From October 1990 to February 1992, Morukov attended a basic space-training course at Gagarin Cosmonaut Training Center. For more than two decades he was involved in providing medical operations support for crewed space flights. From 1979 to 1980 he provided medical support for the prolonged space missions on the space station "Salyut 6" as a member of the staff in Mission Control Center. From 1982 to 1987, Morukov coordinated scientific projects dedicated to the development of countermeasures to the negative metabolic changes that occur during hypokinesia and microgravity. His specific scientific interest in this area is calcium metabolism correction. He organized a series of experiments with prolonged head-down tilt, including a 370-day experiment dedicated to the experimental testing of a countermeasure complex for prolonged space flights. He participated in a joint American-Russian medical experiment on STS-60, Mir 18/STS-71 and all other Mir-NASA Project Missions. From 1995 to 1998 he served as the Human Life-Sciences Experiments Coordinator for the NASA-Mir scientific program. He published more than 100 scientific papers and has patents for four inventions.

==Spaceflight experience==
Morukov was first selected for medical-cosmonaut service in 1976. Based on his qualifications, he was continually offered medical-cosmonaut selection and was chosen as a cosmonaut-researcher in 1989. Upon completion of his basic cosmonaut-training in 1992, he became a cosmonaut-researcher in the Institute for Biomedical Problems. From January to July 1993, Morukov completed a technical, medical and scientific training course as a cosmonaut-researcher of the cosmonaut-physician flight on-board Mir Station Project (during Mir 15-17 Missions). From November 1997 to February 1998, he completed a regularly scheduled technical training course, which included ISS Russian-segment systems.

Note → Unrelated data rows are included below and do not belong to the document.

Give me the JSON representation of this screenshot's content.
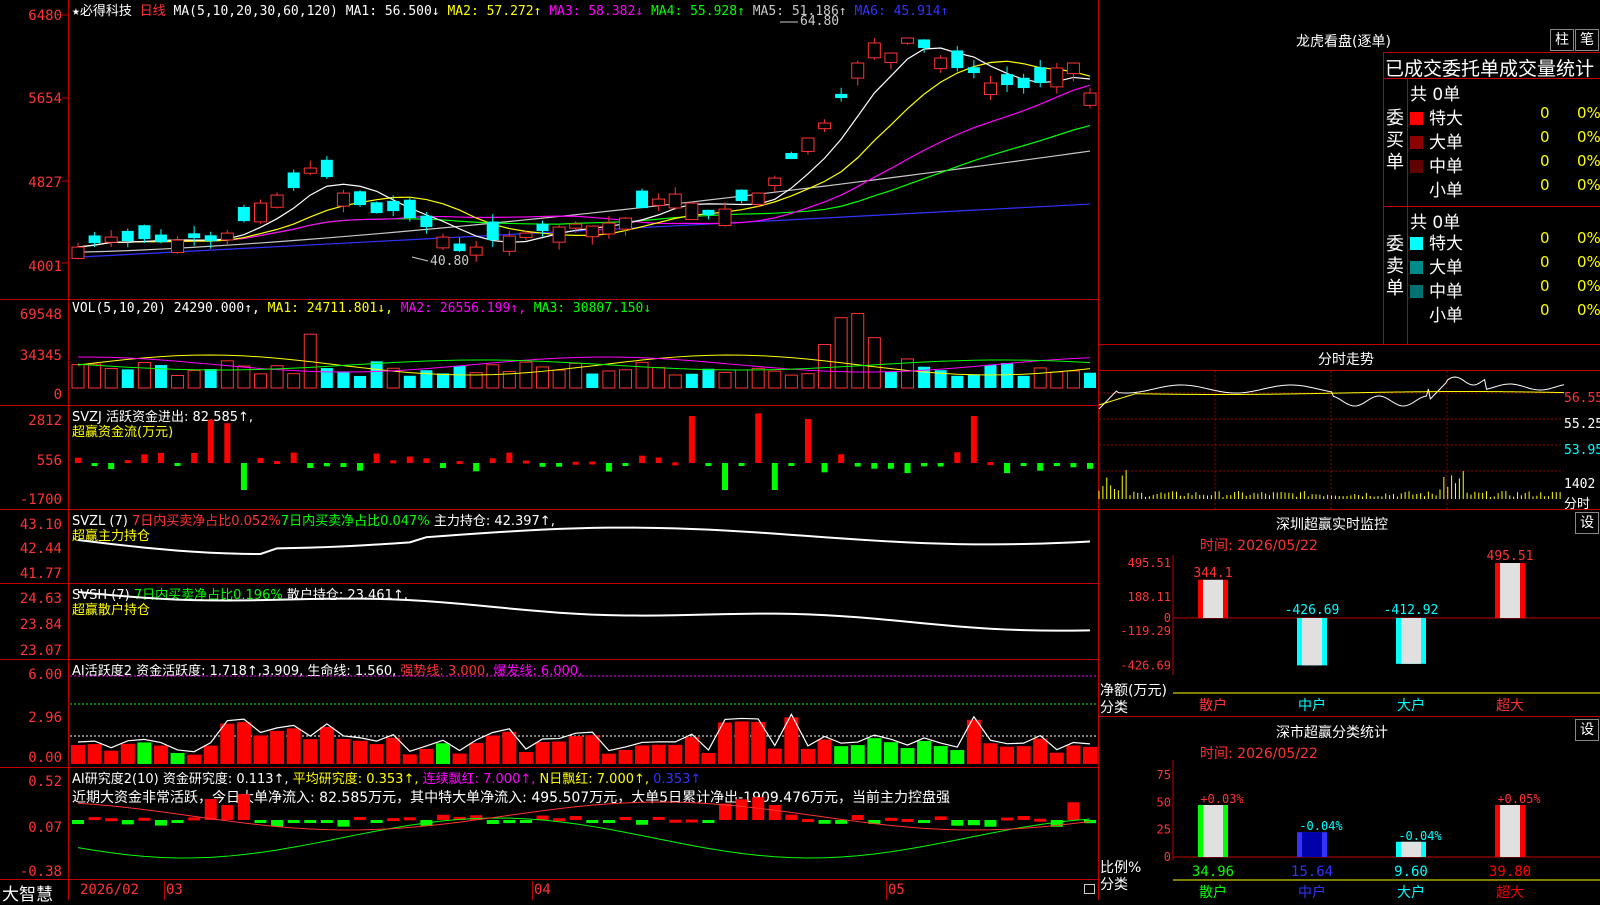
{
  "stock": {
    "star": "★",
    "name": "必得科技",
    "period": "日线"
  },
  "ma_header": {
    "label": "MA(5,10,20,30,60,120)",
    "items": [
      {
        "text": "MA1: 56.500↓",
        "color": "#ffffff"
      },
      {
        "text": "MA2: 57.272↑",
        "color": "#ffff00"
      },
      {
        "text": "MA3: 58.382↓",
        "color": "#ff00ff"
      },
      {
        "text": "MA4: 55.928↑",
        "color": "#00ff00"
      },
      {
        "text": "MA5: 51.186↑",
        "color": "#c8c8c8"
      },
      {
        "text": "MA6: 45.914↑",
        "color": "#3333ff"
      }
    ]
  },
  "price_axis": [
    "6480",
    "5654",
    "4827",
    "4001"
  ],
  "price_annotations": {
    "high": "64.80",
    "low": "40.80"
  },
  "vol_header": {
    "label": "VOL(5,10,20)",
    "value": "24290.000↑,",
    "items": [
      {
        "text": "MA1: 24711.801↓,",
        "color": "#ffff00"
      },
      {
        "text": "MA2: 26556.199↑,",
        "color": "#ff00ff"
      },
      {
        "text": "MA3: 30807.150↓",
        "color": "#00ff00"
      }
    ]
  },
  "vol_axis": [
    "69548",
    "34345",
    "0"
  ],
  "svzj": {
    "line1": "SVZJ  活跃资金进出: 82.585↑,",
    "line2": "超赢资金流(万元)",
    "axis": [
      "2812",
      "556",
      "-1700"
    ]
  },
  "svzl": {
    "prefix": "SVZL (7) ",
    "red": "7日内买卖净占比0.052%",
    "green": "7日内买卖净占比0.047%",
    "white": "主力持仓: 42.397↑,",
    "line2": "超赢主力持仓",
    "axis": [
      "43.10",
      "42.44",
      "41.77"
    ]
  },
  "svsh": {
    "prefix": "SVSH (7) ",
    "green": "7日内买卖净占比0.196%",
    "white": "散户持仓: 23.461↑,",
    "line2": "超赢散户持仓",
    "axis": [
      "24.63",
      "23.84",
      "23.07"
    ]
  },
  "ai_active": {
    "prefix": "AI活跃度2 资金活跃度: 1.718↑,",
    "v2": "3.909,",
    "life": "生命线: 1.560,",
    "strong": "强势线: 3.000,",
    "burst": "爆发线: 6.000,",
    "axis": [
      "6.00",
      "2.96",
      "0.00"
    ]
  },
  "ai_research": {
    "prefix": "AI研究度2(10) 资金研究度: 0.113↑,",
    "avg": "平均研究度: 0.353↑,",
    "streak": "连续飘红: 7.000↑,",
    "nday": "N日飘红: 7.000↑,",
    "last": "0.353↑",
    "note": "近期大资金非常活跃，今日大单净流入: 82.585万元，其中特大单净流入: 495.507万元，大单5日累计净出-1909.476万元，当前主力控盘强",
    "axis": [
      "0.52",
      "0.07",
      "-0.38"
    ]
  },
  "date_axis": {
    "brand": "大智慧",
    "labels": [
      "2026/02",
      "03",
      "04",
      "05"
    ]
  },
  "right_panel": {
    "title": "龙虎看盘(逐单)",
    "btn1": "柱",
    "btn2": "笔",
    "tabs": "已成交委托单成交量统计",
    "buy_label": [
      "委",
      "买",
      "单"
    ],
    "sell_label": [
      "委",
      "卖",
      "单"
    ],
    "buy_total": "共 0单",
    "sell_total": "共 0单",
    "buy_rows": [
      {
        "name": "特大",
        "count": "0",
        "pct": "0%",
        "color": "#ff0000"
      },
      {
        "name": "大单",
        "count": "0",
        "pct": "0%",
        "color": "#8b0000"
      },
      {
        "name": "中单",
        "count": "0",
        "pct": "0%",
        "color": "#600000"
      },
      {
        "name": "小单",
        "count": "0",
        "pct": "0%",
        "color": "#000000"
      }
    ],
    "sell_rows": [
      {
        "name": "特大",
        "count": "0",
        "pct": "0%",
        "color": "#00ffff"
      },
      {
        "name": "大单",
        "count": "0",
        "pct": "0%",
        "color": "#008b8b"
      },
      {
        "name": "中单",
        "count": "0",
        "pct": "0%",
        "color": "#007070"
      },
      {
        "name": "小单",
        "count": "0",
        "pct": "0%",
        "color": "#000000"
      }
    ],
    "intraday": {
      "title": "分时走势",
      "axis": [
        "56.55",
        "55.25",
        "53.95"
      ],
      "vol": "1402",
      "vol_unit": "分时"
    },
    "monitor": {
      "title": "深圳超赢实时监控",
      "btn": "设",
      "time": "时间: 2026/05/22",
      "axis": [
        "495.51",
        "188.11",
        "0",
        "-119.29",
        "-426.69"
      ],
      "unit": "净额(万元)",
      "cat_label": "分类",
      "categories": [
        "散户",
        "中户",
        "大户",
        "超大"
      ],
      "values": [
        344.1,
        -426.69,
        -412.92,
        495.51
      ],
      "value_labels": [
        "344.1",
        "-426.69",
        "-412.92",
        "495.51"
      ]
    },
    "classify": {
      "title": "深市超赢分类统计",
      "btn": "设",
      "time": "时间: 2026/05/22",
      "axis": [
        "75",
        "50",
        "25",
        "0"
      ],
      "unit": "比例%",
      "cat_label": "分类",
      "categories": [
        "散户",
        "中户",
        "大户",
        "超大"
      ],
      "values": [
        34.96,
        15.64,
        9.6,
        39.8
      ],
      "value_labels": [
        "34.96",
        "15.64",
        "9.60",
        "39.80"
      ],
      "change_labels": [
        "+0.03%",
        "-0.04%",
        "-0.04%",
        "+0.05%"
      ],
      "colors": [
        "#00ff00",
        "#3333ff",
        "#00ffff",
        "#ff0000"
      ]
    }
  }
}
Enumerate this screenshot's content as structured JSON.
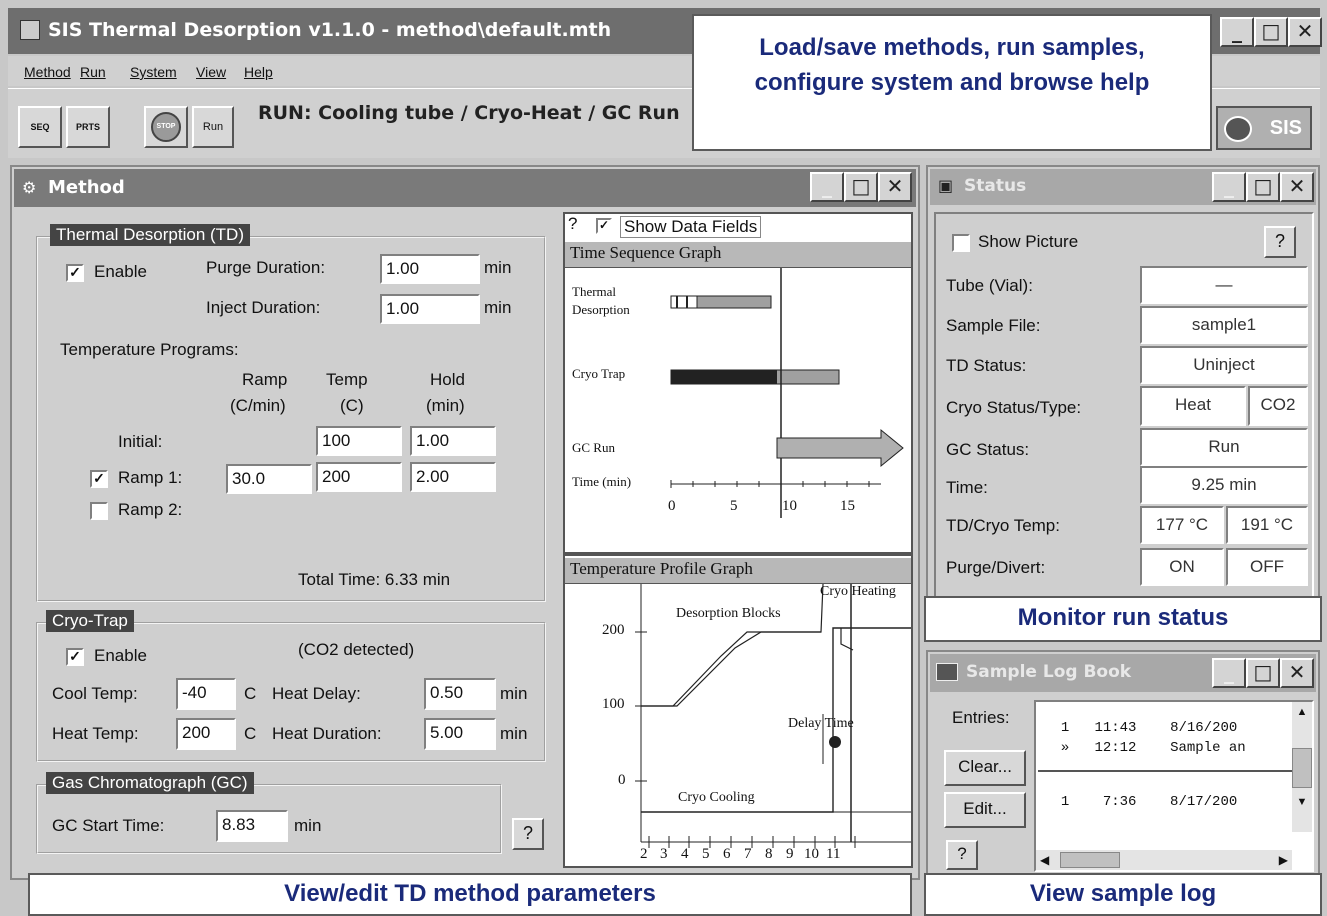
{
  "app": {
    "title": "SIS Thermal Desorption v1.1.0 - method\\default.mth",
    "menu": [
      "Method",
      "Run",
      "System",
      "View",
      "Help"
    ],
    "toolbar": {
      "buttons": [
        "SEQ",
        "PRTS",
        "STOP",
        "Run"
      ],
      "run_status": "RUN: Cooling tube / Cryo-Heat / GC Run",
      "logo": "SIS"
    }
  },
  "callouts": {
    "top": "Load/save methods, run samples, configure system and browse help",
    "status": "Monitor run status",
    "method": "View/edit TD method parameters",
    "log": "View sample log"
  },
  "method": {
    "title": "Method",
    "td": {
      "title": "Thermal Desorption (TD)",
      "enable_label": "Enable",
      "purge_label": "Purge Duration:",
      "purge_value": "1.00",
      "inject_label": "Inject Duration:",
      "inject_value": "1.00",
      "unit_min": "min",
      "temp_programs_label": "Temperature Programs:",
      "col_ramp": "Ramp",
      "col_ramp_unit": "(C/min)",
      "col_temp": "Temp",
      "col_temp_unit": "(C)",
      "col_hold": "Hold",
      "col_hold_unit": "(min)",
      "initial_label": "Initial:",
      "initial_temp": "100",
      "initial_hold": "1.00",
      "ramp1_label": "Ramp 1:",
      "ramp1_rate": "30.0",
      "ramp1_temp": "200",
      "ramp1_hold": "2.00",
      "ramp2_label": "Ramp 2:",
      "total_time": "Total Time: 6.33 min"
    },
    "cryo": {
      "title": "Cryo-Trap",
      "enable_label": "Enable",
      "detected": "(CO2 detected)",
      "cool_label": "Cool Temp:",
      "cool_value": "-40",
      "heat_label": "Heat Temp:",
      "heat_value": "200",
      "unit_c": "C",
      "heat_delay_label": "Heat Delay:",
      "heat_delay_value": "0.50",
      "heat_duration_label": "Heat Duration:",
      "heat_duration_value": "5.00",
      "unit_min": "min"
    },
    "gc": {
      "title": "Gas Chromatograph (GC)",
      "start_label": "GC Start Time:",
      "start_value": "8.83",
      "unit_min": "min",
      "help": "?"
    },
    "graphs": {
      "help": "?",
      "show_fields": "Show Data Fields",
      "time_seq_title": "Time Sequence Graph",
      "row_td_1": "Thermal",
      "row_td_2": "Desorption",
      "row_cryo": "Cryo Trap",
      "row_gc": "GC Run",
      "time_axis_label": "Time (min)",
      "time_ticks": [
        "0",
        "5",
        "10",
        "15"
      ],
      "temp_profile_title": "Temperature Profile Graph",
      "ann_desorption": "Desorption Blocks",
      "ann_cryo_heating": "Cryo Heating",
      "ann_delay": "Delay Time",
      "ann_cryo_cooling": "Cryo Cooling",
      "y_ticks": [
        "200",
        "100",
        "0"
      ],
      "x_ticks": [
        "2",
        "3",
        "4",
        "5",
        "6",
        "7",
        "8",
        "9",
        "10",
        "11"
      ]
    }
  },
  "status": {
    "title": "Status",
    "show_picture": "Show Picture",
    "help": "?",
    "rows": [
      {
        "label": "Tube (Vial):",
        "values": [
          "—"
        ]
      },
      {
        "label": "Sample File:",
        "values": [
          "sample1"
        ]
      },
      {
        "label": "TD Status:",
        "values": [
          "Uninject"
        ]
      },
      {
        "label": "Cryo Status/Type:",
        "values": [
          "Heat",
          "CO2"
        ]
      },
      {
        "label": "GC Status:",
        "values": [
          "Run"
        ]
      },
      {
        "label": "Time:",
        "values": [
          "9.25 min"
        ]
      },
      {
        "label": "TD/Cryo Temp:",
        "values": [
          "177 °C",
          "191 °C"
        ]
      },
      {
        "label": "Purge/Divert:",
        "values": [
          "ON",
          "OFF"
        ]
      }
    ]
  },
  "log": {
    "title": "Sample Log Book",
    "entries_label": "Entries:",
    "clear": "Clear...",
    "edit": "Edit...",
    "help": "?",
    "lines": [
      {
        "num": "1",
        "time": "11:43",
        "info": "8/16/200"
      },
      {
        "num": "»",
        "time": "12:12",
        "info": "Sample an"
      },
      {
        "num": "1",
        "time": "7:36",
        "info": "8/17/200"
      }
    ]
  },
  "colors": {
    "titlebar": "#7a7a7a",
    "callout_text": "#1a2a7a",
    "group_title_bg": "#444444"
  }
}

From August 1998 to January 1999, Morukov attended the Flight-Surgeon Training Course at Johnson Space Center.

Morukov served on the crew of STS-106 (8–20, 2000). The STS-106 crew successfully prepared the International Space Station for the arrival of the first permanent crew. The five astronauts and two cosmonauts delivered more than 6,600 pounds of supplies and installed batteries, power converters, a toilet and a treadmill on the Space Station. Two crew members performed a space walk in order to connect power, data and communications cables to the newly arrived Zvezda Service Module and the Space Station. Morukov logged 11 days, 19 hours, and 10 minutes in space.

Morukov was primary responsibility for operating the Commercial Generic Bioprocessing Apparatus (CGBA), a large apparatus used on several shuttle flights, which operated the automated processing for biological experiments.

==Death==
Morukov died on 1 January 2015, aged 64, from undisclosed causes.